Consider a small water droplet falling through air. For very small droplets (diameter on the order of micrometers), the linear drag model (Stokes drag) is appropriate. The drag coefficient for a sphere in a viscous fluid is given by Stokes' law:

b = 6\pi \eta r

where $\eta$ is the dynamic viscosity of air and $r$ is the radius of the droplet.

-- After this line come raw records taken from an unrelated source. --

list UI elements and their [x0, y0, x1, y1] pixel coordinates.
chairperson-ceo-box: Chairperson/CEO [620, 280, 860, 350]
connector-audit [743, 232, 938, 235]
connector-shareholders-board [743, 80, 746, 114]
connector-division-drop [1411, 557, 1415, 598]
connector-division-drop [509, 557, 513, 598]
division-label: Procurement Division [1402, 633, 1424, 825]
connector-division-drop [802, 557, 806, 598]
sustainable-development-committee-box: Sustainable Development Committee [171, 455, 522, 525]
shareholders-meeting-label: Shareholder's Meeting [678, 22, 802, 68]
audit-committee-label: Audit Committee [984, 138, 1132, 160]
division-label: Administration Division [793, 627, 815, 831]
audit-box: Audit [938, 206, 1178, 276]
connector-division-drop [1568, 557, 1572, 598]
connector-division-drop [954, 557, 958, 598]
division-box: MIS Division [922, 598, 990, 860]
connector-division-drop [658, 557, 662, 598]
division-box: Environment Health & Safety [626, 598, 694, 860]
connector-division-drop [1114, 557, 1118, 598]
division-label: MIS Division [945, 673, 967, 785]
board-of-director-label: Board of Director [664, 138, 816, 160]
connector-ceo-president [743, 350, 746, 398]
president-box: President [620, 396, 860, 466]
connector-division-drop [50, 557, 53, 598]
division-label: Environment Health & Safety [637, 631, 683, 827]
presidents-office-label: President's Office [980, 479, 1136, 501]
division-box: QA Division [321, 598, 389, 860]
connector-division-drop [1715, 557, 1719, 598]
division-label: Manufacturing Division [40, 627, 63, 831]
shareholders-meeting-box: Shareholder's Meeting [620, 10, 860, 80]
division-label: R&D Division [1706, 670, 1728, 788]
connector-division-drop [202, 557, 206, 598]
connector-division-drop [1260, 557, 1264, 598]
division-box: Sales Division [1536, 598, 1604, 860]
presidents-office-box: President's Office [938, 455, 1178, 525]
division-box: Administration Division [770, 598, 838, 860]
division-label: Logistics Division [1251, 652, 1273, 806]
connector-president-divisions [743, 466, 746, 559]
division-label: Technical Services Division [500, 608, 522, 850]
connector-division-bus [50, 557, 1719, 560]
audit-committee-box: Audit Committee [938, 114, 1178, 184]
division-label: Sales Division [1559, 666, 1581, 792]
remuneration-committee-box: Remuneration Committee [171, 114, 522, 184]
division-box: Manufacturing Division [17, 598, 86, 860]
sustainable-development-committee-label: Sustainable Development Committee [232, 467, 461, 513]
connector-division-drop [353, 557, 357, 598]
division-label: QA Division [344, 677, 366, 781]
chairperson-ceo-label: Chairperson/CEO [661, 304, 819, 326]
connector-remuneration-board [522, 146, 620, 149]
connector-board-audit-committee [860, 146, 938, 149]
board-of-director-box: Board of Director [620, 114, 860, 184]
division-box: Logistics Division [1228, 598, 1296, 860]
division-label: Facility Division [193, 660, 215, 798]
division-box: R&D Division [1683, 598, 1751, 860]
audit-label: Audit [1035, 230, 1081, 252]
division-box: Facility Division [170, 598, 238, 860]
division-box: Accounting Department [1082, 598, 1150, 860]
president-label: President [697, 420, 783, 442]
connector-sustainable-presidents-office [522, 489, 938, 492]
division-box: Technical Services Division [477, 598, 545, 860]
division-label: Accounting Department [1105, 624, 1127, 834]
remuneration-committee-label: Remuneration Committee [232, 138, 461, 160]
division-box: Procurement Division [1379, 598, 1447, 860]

For a water droplet with diameter $d = 1$ μm ($r = 0.5$ μm = $5 \times 10^{-7}$ m):

Density of water: $\rho_{\text{water}} = 1000$ kg/m³
Volume: $V = \frac{4}{3}\pi r^3 = \frac{4}{3}\pi (5 \times 10^{-7})^3 \approx 5.24 \times 10^{-19}$ m³
Mass: $m = \rho V \approx 5.24 \times 10^{-16}$ kg
Dynamic viscosity of air: $\eta \approx 1.8 \times 10^{-5}$ Pa·s (at room temperature)
Drag coefficient: $b = 6\pi \eta r = 6\pi (1.8 \times 10^{-5})(5 \times 10^{-7}) \approx 1.70 \times 10^{-10}$ N·s/m
Gravitational acceleration: $g = 9.8$ m/s²

Terminal Velocity

First, we calculate the characteristic time scale:

\tau = \frac{m}{b} = \frac{5.24 \times 10^{-16}}{1.70 \times 10^{-10}} \approx 3.08 \times 10^{-6} \text{ s}

The terminal velocity is then:

v_{\text{term}} = g\tau = (9.8)(3.08 \times 10^{-6}) \approx 3.02 \times 10^{-5} \text{ m/s}

The terminal velocity is approximately $0.0302$ mm/s. This is extremely slow!

Time to Fall 1 Meter

To estimate the time it takes for the droplet to fall 1 meter, we can use the position equation. The characteristic time $\tau \approx 3.08 \times 10^{-6}$ s (calculated above) is about 3 microseconds, which is much shorter than the time to fall 1 meter. Therefore, the droplet reaches terminal velocity almost immediately. For large times (much greater than $\tau$), the position is approximately:

y(t) \approx v_{\text{term}} t - g\tau^2

Setting $y = 1$ m and solving for $t$:

1 \approx v_{\text{term}} t - g\tau^2

t \approx \frac{1 + g\tau^2}{v_{\text{term}}}

Calculating the offset term:

g\tau^2 = (9.8)(3.08 \times 10^{-6})^2 \approx 9.3 \times 10^{-12} \text{ m}

This offset is negligible compared to 1 meter, so:

t \approx \frac{1 \text{ m}}{3.02 \times 10^{-5} \text{ m/s}} \approx 33,100 \text{ s}

Converting to more convenient units:

t \approx 33,100 \text{ s} \approx 552 \text{ minutes} \approx \mathbf{9.2 \text{ hours}}

It takes approximately 9.2 hours for a 1-micron diameter water droplet to fall 1 meter through air!

This demonstrates why tiny water droplets can remain suspended in the air for extended periods, forming clouds and fog. The extremely small terminal velocity means that even slight air currents can keep these droplets aloft.